Lady in The Water
Shyamalan firma un nuovo film sull'America e le sue paure, in cui solamente attraverso una dimensione comunitaria è possibile (ri)scoprire il proprio ruolo nel mondo.
Se l’inaudita (e sotto certi versi inaspettata) connotazione politica di The Village aveva lasciato di stucco i più, l’opera successiva di M. Night Shyamalan era attesa al varco come una vera e propria prova del nove, almeno in termini di maturità. Con quella capacità di disattendere le aspettative che appartiene solamente ai grandi, invece, Lady in the Water sembrò voler ripiegare considerevolmente le ambizioni autoriali a vantaggio di una dimensione più semplice e fanciullesca, con il risultato di andare incontro a uno dei più grandi fraintendimenti critici nella carriera del regista (al punto da vincere addirittura due dei famigerati Razzie Awards, tra cui quello come peggior regista: quanta ingratitudine).
Quella che in apparenza sembra soltanto una fiaba priva dello spessore del film precedente (il soggetto deriva – pare – da una storia inventata dallo stesso Shyamalan per i suoi figli,) in realtà si pone come un’opera che prosegue il discorso iniziato con il film del 2004, traslandolo però di prospettiva: ed ecco allora che Lady in the Water è ancora un film sull’America e le sue paure, chiusa nei suoi confini ma dal disperato bisogno di un’evasione fantastica per ritrovare se stessa e la propria identità, perché “l’Uomo, forse, non sa più ascoltare” . Al posto della comunità rurale di The Village, un complesso condominiale (quasi una reminiscenza cronenberghiana) che bandisce il mondo esterno confinandolo in un eterno fuori campo, nell’invisibile, del quale rimangono solamente le immagini di guerra (l’Iraq?) trasmesse in televisione. Dentro, un microcosmo di uomini, donne e bambini all’interno del quale ognuno dovrà assumere un ruolo fondamentale per se stesso e gli altri, come nelle funzioni elaborate da Validimir Propp nel suo celebre Morfologia della fiaba (1928), tra cui Shyamalan stesso si autoinveste della responsabilità fondamentale e tragica allo stesso tempo di narratore.

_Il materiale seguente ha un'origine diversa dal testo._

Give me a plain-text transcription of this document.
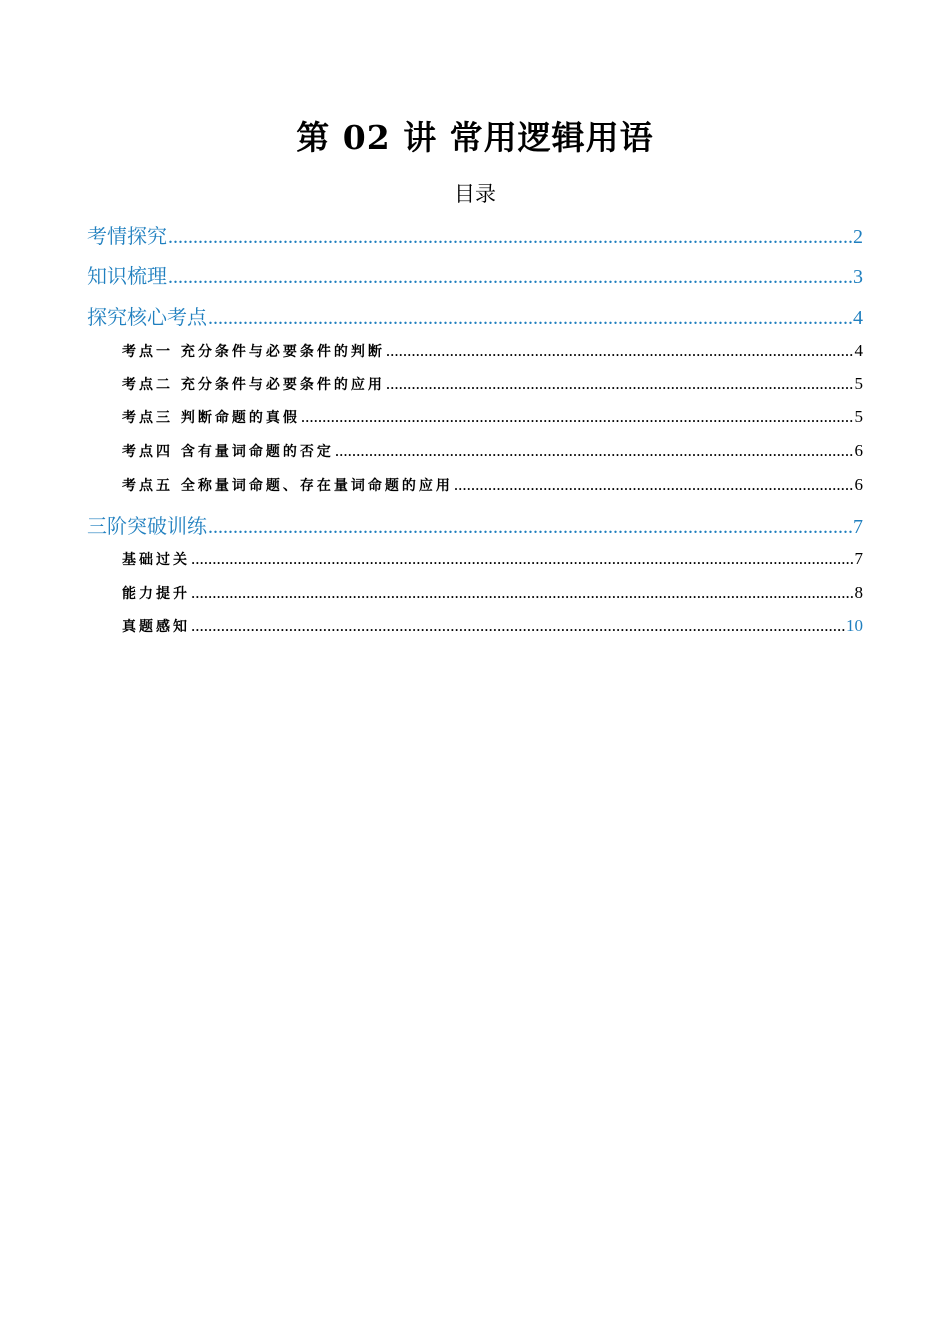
第 02 讲 常用逻辑用语
目录
考情探究 .....	2
知识梳理 .....	3
探究核心考点 .....	4
考点一 充分条件与必要条件的判断 .....	4
考点二 充分条件与必要条件的应用 .....	5
考点三 判断命题的真假 .....	5
考点四 含有量词命题的否定 .....	6
考点五 全称量词命题、存在量词命题的应用 .....	6
三阶突破训练 .....	7
基础过关 .....	7
能力提升 .....	8
真题感知 .....	10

“Deve fare in modo che la veda come un bambino: innocente”, dice un personaggio al protagonista: insieme a L’ultimo dominatore dell’aria, Lady in the Water è il film di Shyamalan che più di tutti pretende un atto di fede da parte dello spettatore, chiamato a ritrovare quella disposizione umile ma sincera nel prestare attenzione a una storia. E come tale, questa è intrisa di folklore e magia, popolata da ninfe, creature malvagie e aquile salvifiche; forse è davvero l’opera più trasparente del suo regista, quella in cui la purezza degli intenti si manifesta nella maniera più limpida e cristallina possibile, senza mediazioni di sorta. Ma una volta accettato fino in fondo il patto con il suo autore, è difficile rimanere insensibili al fascino di un film talmente imperfetto da risultare, inevitabilmente, colmo di amore e speranza: perché è soltanto insieme, in una ritrovata dimensione comunitaria, che si può guardare concretamente alle possibilità del futuro, accettando il passato (e con esso il dolore e la morte) come componente fondamentale della vita senza che questo precluda una nuova via alle aperture e alla felicità.
Ce n’è molto di dolore, in Lady in the Water: nel vissuto del protagonista Cleveland Heep (Paul Giamatti), ex medico traumatizzato dal brutale omicidio di sua moglie e dei loro figli, così come nell’avvenire dell’aspirante scrittore Vick Ran (lo stesso Shyamalan). Eppure tutti faranno tesoro della tragedia per (ri)scoprire il proprio ruolo all’interno della società e del mondo, con la consapevolezza che aiutare gli altri e aiutare se stessi, in fondo, possono essere benissimo la stessa cosa. Grazie anche alla stupefacente fotografia di Christopher Doyle (guardate la lunga sequenza subacquea, e provate a contenere la meraviglia: non ci riuscirete) e alle bellissime musiche di James Newton Howard (da sempre la naturale estensione sonora delle immagini di Shyamalan), un film totalmente personale e lontanissimo da qualsiasi moda, che non si vergogna di mettersi a nudo e mostrare un cuore vivo e palpitante.